I found this amazing hidden stairwell at work. I’ve been working here for over two years now, and I never even knew it existed — I think a lot of people don’t.
It’s so little used, it still smells of fresh paint, the air is a little bit cooler, and when I’m there, I feel like I can breathe again.
The topic of “anxiety” pops up quite a lot lately on social media. I thought it sounded like an overly dramatic word, right until it started affecting me as well.
It took me quite a while to actually realise what’s going on… First I blamed coffee, and swore off caffeine altogether. Then red wine. I nearly went to see my GP thinking there’s something seriously wrong with my heart and blood pressure. It took a significant argument at the office, and all the anger that followed, to realise that it was caused by stress at work, and the big ugly a-word. And then it took some more time to accept that that is what’s happening.

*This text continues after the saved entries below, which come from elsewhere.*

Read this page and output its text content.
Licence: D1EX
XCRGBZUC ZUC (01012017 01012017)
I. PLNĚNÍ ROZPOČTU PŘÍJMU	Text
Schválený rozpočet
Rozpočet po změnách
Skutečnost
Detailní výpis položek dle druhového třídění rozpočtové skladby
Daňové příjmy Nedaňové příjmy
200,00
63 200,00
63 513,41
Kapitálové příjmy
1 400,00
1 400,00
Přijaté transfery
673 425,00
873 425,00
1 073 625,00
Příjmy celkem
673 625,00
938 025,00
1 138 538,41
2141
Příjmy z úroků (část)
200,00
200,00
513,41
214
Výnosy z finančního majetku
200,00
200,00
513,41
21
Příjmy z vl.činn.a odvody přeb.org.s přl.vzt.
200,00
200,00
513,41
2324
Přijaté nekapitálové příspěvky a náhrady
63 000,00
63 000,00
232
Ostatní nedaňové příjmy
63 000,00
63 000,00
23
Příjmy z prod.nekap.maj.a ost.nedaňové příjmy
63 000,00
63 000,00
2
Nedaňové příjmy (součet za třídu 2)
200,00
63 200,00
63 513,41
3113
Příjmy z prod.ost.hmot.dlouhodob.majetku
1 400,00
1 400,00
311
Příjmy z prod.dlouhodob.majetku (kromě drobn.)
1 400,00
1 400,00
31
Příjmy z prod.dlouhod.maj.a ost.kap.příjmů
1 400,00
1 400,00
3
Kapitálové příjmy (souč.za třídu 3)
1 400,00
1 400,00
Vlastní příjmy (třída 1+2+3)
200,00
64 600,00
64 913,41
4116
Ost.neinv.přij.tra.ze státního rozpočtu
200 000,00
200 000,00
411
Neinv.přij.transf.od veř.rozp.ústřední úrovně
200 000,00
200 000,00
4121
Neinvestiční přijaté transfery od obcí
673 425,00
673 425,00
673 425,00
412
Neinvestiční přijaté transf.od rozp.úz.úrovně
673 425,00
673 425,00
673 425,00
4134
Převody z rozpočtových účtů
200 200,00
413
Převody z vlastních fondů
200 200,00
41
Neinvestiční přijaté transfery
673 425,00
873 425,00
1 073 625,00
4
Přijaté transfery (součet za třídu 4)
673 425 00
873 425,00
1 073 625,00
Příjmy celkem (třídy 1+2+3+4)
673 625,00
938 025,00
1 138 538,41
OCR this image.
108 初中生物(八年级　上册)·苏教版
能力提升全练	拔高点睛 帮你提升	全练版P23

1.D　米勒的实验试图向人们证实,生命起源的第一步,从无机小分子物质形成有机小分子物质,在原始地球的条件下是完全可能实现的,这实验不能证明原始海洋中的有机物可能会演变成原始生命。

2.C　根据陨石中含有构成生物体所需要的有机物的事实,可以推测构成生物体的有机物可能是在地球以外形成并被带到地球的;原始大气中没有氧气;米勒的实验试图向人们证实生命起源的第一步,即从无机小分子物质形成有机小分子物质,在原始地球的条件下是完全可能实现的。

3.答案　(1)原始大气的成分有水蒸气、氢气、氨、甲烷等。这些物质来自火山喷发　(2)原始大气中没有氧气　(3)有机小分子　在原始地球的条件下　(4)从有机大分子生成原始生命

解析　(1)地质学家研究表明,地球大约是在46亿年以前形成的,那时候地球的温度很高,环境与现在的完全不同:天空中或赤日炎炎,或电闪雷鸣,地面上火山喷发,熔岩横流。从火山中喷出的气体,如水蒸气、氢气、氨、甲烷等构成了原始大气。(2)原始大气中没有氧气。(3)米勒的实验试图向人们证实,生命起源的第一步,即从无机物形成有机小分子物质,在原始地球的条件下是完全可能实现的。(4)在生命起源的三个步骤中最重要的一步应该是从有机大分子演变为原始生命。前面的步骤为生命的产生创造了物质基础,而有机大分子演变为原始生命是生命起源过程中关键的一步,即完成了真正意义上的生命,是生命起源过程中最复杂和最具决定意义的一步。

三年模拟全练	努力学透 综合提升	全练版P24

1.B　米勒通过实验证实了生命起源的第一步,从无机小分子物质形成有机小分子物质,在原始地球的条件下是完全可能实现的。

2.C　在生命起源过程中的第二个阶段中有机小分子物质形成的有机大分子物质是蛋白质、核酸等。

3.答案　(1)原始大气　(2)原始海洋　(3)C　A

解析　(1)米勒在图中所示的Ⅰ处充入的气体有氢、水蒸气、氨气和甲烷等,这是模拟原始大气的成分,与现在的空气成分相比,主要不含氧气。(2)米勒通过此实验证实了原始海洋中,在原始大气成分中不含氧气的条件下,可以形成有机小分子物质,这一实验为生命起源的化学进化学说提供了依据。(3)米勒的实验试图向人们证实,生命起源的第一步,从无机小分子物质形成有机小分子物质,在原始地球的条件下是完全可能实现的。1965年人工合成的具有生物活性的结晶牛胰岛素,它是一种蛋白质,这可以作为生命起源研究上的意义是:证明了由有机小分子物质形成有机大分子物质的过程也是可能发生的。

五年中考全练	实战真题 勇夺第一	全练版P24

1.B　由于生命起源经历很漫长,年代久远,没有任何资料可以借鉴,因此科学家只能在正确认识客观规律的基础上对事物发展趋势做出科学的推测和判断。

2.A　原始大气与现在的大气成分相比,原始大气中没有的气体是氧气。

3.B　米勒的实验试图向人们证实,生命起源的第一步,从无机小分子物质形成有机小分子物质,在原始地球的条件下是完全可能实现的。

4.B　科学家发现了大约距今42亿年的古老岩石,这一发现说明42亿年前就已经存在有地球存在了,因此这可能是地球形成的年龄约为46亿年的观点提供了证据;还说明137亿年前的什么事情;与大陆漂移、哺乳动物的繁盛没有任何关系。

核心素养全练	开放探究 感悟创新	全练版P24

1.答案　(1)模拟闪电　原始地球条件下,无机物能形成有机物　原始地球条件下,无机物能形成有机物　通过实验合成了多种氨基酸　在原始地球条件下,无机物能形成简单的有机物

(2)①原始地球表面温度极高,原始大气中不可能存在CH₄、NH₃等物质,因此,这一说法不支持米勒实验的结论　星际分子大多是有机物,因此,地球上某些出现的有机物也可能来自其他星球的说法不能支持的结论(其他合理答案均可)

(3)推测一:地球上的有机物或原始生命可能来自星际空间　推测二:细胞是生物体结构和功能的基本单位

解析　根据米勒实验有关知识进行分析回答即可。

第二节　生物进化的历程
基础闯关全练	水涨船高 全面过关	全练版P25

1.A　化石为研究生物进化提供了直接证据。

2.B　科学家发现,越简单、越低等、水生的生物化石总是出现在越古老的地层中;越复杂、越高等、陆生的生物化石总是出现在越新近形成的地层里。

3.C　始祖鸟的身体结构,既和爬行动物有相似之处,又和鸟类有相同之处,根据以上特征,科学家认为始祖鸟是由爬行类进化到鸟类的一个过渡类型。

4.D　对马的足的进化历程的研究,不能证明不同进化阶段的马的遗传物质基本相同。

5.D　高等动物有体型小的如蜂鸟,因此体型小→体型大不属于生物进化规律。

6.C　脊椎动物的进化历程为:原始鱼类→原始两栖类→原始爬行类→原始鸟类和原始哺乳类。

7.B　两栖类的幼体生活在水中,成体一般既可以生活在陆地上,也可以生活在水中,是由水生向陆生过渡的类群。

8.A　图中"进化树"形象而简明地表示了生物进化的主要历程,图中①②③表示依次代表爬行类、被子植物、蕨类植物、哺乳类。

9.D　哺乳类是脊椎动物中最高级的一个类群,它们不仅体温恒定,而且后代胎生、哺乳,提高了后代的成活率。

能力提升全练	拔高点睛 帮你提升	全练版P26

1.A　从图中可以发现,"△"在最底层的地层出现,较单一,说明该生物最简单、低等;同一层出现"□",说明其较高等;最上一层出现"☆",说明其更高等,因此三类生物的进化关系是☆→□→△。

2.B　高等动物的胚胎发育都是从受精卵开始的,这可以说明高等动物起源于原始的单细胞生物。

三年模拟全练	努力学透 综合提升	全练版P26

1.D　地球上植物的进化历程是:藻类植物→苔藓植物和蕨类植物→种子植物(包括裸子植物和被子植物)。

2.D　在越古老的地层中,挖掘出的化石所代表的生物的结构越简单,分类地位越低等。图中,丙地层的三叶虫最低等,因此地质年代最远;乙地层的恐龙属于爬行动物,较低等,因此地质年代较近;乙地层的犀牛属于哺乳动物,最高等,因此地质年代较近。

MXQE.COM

I’m quite far past the burnt-out stage at this point, so finding ways to get some fresh air at the office has become a daily necessity. I hide “to get work done”, started to go for runs at lunchtimes, and scoured the building for any spaces where I can be alone and breathe.
Sadly, learning “not to care” is something I started taking seriously. I’m normally a total perfectionist, and one of those defender-of-the-right-thing-to-do type people. I badly need to switch that attitude over, at least temporarily for the sake of my own health, into doing the minimum, and not giving a toss.
In some ways, I’m reminded of one of my 2016 goals: “Stress less, take things easier.” I’m now thinking it should also say: “Care only about things that matter.” Right now what matters is finding a job I’m happy in. And until then, to breathe.